Second-year principal Monica White is implementing several new programs at Canyon Springs High School, designed to encourage students to discover their talents, become better citizens and take pride in themselves and their school.

“The ultimate goal is to add meaning to their lives – to give them a reason to come to school,” White said.

The two biggest additions for the 300 students at the Caldwell alternative school are a youth court where students are the judge and jury for their classmates, and a self-discovery program. Staff also has added a music class, new uniforms, a new mascot, new school colors and a school mural to improve morale.

“We hope that every kid that leaves us is a contributing member of society because we’ve helped them figure out their talents and feel good about themselves,” White said.

Youth court

Caldwell
Principal Monica White (lower right) stands with members of Canyon Springs youth court and teacher Heather Ramos (top left) and Vice Principal Matt Strong (top left).

Canyon Springs has developed its own internal court system where student judges minor infractions committed by classmates.

Kids were hand-picked for the class — those who could most benefit from the learning process and could also turn into positive role models.

The 15 kids learn civics and learn how a justice system works.
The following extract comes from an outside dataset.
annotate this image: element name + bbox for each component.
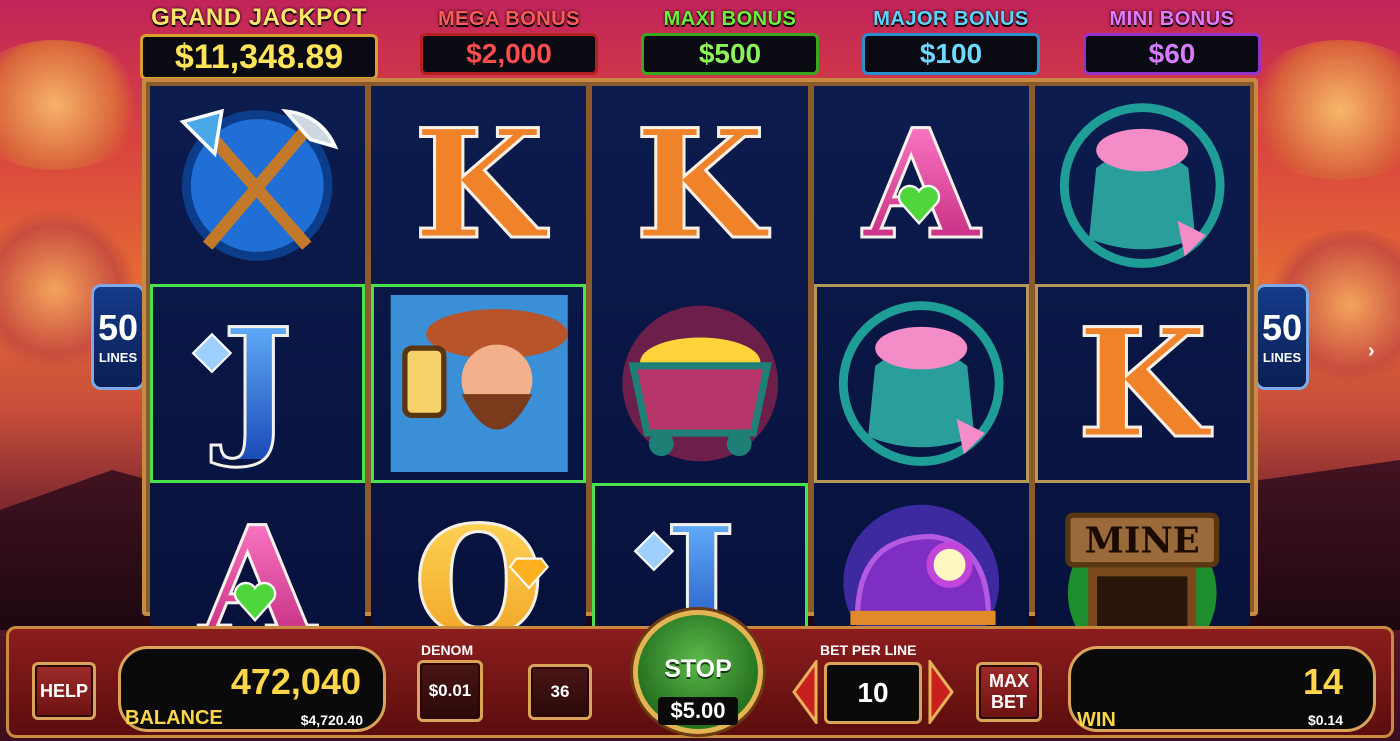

They will take field trips to courtrooms. They then become the judge, attorneys, bailiff, jury and clerk for their own courtrooms.

The students — not the principal — decide the punishment.

Teacher Heather Ramos has orchestrated this new project. She studied criminal justice in college and has served as a dropout prevention specialist before turning to teaching.

“Many of these kids have been through the juvenile justice system and this puts them on the other side,” Ramos said.

The principal and vice principal will continue to evaluate major violations such as fighting. The youth court will handle infractions such as dress code violations, disrespecting teachers and truancy.

“These kids have never had the opportunity to be leaders over something positive,” Ramos said. “They are working very hard and they don’t want to miss class. That’s a victory right there.”

The first youth court was for a student who was disrespecting teachers and regularly late for class. The judge and jury had punishment options, such as writing a letter of apology, community service or taking a walk through jail.

The high school is partnering with Canyon County prosecutors, juvenile probation and the Idaho Department of Health and Welfare.

“If we partner, we can share services like counseling,” White said. “Our first case went well and this will serve not only as a learning tool but an avenue to help kids see a better path.”

Finding talents

Canyon Springs, one of Idaho’s largest alternative schools, is the first to implement a self-discovery program. The program is designed answer the questions: What are students’ talents and how can they be applied to the real world?

“Kids are disengaged with school,” White said. “This will make a connection between their talents and developing those talents to become a contributing citizen in society.”

Each student spends about 15 minutes a day studying the program, looking at six objectives:

  • Discovering the core components of identity.
  • Putting a language to talents.
  • Encouraging students to plan their education and career around their talents.
  • Teaching students to apply their talents in core employment functions (leadership, management, sales, innovation).
  • Learning how to navigate through common talent inhibitors (negative past experiences, habits or behaviors).
  • Learning how to multiply their talents.

The program includes long-term planning and financial components.

“It’s about attaching value to the kid’s strengths,” White said. “It’s discovering who I am and why it’s important.”

This is a pilot program for an Idaho school. It was first implemented in Utah with refugee students.

“We are applying the discovered talents to a school path and then applying those skills and habits in the work place,” White said.

That’s not all, folks

Canyon Springs and its 24 teachers are trying several other ideas this year to encourage students to respect themselves, others and their school.

  1. Tiger Bucks are awarded for good deeds. Every staff member, including cooks and custodians, has “bucks” to hand out to students. Enough bucks buy shirts or swag from the school store.
  2. White started a music program.
  3. A go-on campaign helps students create a career path. Canyon Springs is beginning to track students beyond graduation — of last year’s 62 graduates, 33 were placed in trade schools or colleges.
  4. Arts teacher Amber Powers took a year to paint a giant portrait, using students as models. “It’s a visual tribute to our school and I hope it inspires students,” Powers said.
  5. Students used to be required to wear all black. That changed. Collared shirts are required but school colors are now bright shades of orange and purple. School T-shirts are preferred dress on Fridays.

“This school is full of the greatest people I’ve ever worked with,” White said. “We are facilitators of learning and focused on building the habit of going to school.”

Canyon Springs mural
Art teacher Amber Powers (second from right) spent a year creating this mural of students at Canyon Springs.